Friday, July 14, 2006

Angry Resident of 2nd Street writes:

We moved into our new duplex the same day that our neighbors did, and from the beginning they were the most annoying people on earth. The woman who is late fifties walks around all day in SHORT shorts and little tops with her old ass hanging out drinking beer, walking their puppy who looks like it's starving. The husband initially wouldn't even make eye contact when he spoke to you. I wish I could go back to those days. We tried to ignore them and deflect any form of relationship other than "Hi".

Only since we do not smoke in our home every time we went out for a cigarette the old, drunk, skank would babble at us about her glory days as an Army nurse. My boyfriend formerly being in the Army accidentally took the bait and unfortunately started dialog. FUCK!!!!
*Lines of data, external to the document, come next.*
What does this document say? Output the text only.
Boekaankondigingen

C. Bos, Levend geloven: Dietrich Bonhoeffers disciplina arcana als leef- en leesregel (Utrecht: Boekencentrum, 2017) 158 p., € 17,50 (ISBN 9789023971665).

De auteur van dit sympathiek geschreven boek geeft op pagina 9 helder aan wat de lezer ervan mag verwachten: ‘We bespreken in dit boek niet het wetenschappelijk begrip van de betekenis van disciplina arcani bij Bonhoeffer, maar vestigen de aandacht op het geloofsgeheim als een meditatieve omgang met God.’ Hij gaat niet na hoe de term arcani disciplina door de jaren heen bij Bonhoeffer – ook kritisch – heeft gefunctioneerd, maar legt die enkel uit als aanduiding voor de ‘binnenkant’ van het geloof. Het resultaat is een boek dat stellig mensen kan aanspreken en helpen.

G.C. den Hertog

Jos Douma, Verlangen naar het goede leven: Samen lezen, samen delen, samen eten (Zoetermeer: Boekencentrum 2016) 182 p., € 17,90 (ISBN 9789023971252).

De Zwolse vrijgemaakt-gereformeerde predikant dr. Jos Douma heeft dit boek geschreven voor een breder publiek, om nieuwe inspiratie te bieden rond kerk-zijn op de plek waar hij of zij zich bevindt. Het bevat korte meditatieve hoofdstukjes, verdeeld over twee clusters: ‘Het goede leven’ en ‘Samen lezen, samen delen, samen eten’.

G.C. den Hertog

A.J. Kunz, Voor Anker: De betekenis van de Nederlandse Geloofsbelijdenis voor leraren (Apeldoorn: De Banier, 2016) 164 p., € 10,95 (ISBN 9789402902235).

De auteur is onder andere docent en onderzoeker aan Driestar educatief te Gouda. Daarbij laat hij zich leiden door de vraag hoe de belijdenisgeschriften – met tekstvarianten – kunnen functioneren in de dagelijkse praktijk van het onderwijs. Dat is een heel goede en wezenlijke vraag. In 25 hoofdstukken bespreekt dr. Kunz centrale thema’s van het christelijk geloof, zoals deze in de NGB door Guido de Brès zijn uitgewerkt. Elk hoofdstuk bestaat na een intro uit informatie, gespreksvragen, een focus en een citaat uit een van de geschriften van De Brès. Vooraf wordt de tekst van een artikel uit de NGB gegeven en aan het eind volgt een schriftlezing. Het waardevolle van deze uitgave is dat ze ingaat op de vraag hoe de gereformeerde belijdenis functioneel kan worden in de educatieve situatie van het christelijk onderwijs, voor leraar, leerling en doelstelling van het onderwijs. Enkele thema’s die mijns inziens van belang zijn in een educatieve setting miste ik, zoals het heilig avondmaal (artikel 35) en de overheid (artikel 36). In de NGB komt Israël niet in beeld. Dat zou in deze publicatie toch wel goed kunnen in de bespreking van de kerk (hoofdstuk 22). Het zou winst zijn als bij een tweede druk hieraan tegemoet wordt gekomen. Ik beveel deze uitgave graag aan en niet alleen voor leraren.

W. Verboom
This is a nice neighborhood, a couple blocks from the beach, surrounded by law offices in homes and I am baffled as to how they can afford to live here. Neither have a job, just a disability check for the wife. They didn't have any furniture when they moved in and still do not two months later, just an airbed (that they have to inflate every day and we can hear every time) , and said it was because of a house fire right after their insurance lapsed. Oh and had previously been living in a tent! Yay!

Week three their car broke down, and we made the mistake of being nice and giving them a ride once, now we are their personal chauffeurs any time we are seen leaving. Apparently they can never have enough beer or cigarettes. Time spent in the car will unleash more information than you need. Turns out we live above a pill popping felon and his druggie ex-nurse wife. Now it's scary.

By week four the husband had lost his job, and I guess they had run out of drugs because we were asked to drive the little lady out of state to "one" of her doctors. Turns out they both eat more than a hundred and eighty percosets in two weeks (Jezus thats alot of percs, that is a perc each every 4 hours. I'm suprised they are not dead - Editor), plus a litany of other drugs and alcohol. They make out like they NEED them and at the time we had no idea what we were doing, she just said medication she needed.

I woke up one morning to the sound of their puppy crying out. The man was downstairs beating it with a broom. I was on my way to the phone book for the cops or humane society, when the wife knocks on my door to "talk" and get away from him. I wish I had called someone that day, but that fucking cunt was up here. She stayed all day, whining and not making any sense. Later I walked downstairs to see bllod on the floor in little spots everywhere.

We deal with loud Country music blaring up through the floor. The fighting, the nasty element of white trash friends they bring around, the unholy sight of over the hill buttocks in teenager shorts, the creepy ex con husband who is loaded at all times. They have had the nerve to ask us to use our oven, when they have one, if they could get our cable spliced to their half of the house, if we had any "papers" like we are still in high school or pot smoking losers like them.

Everyday we pray for their death, or for them to fight so we can call the cops.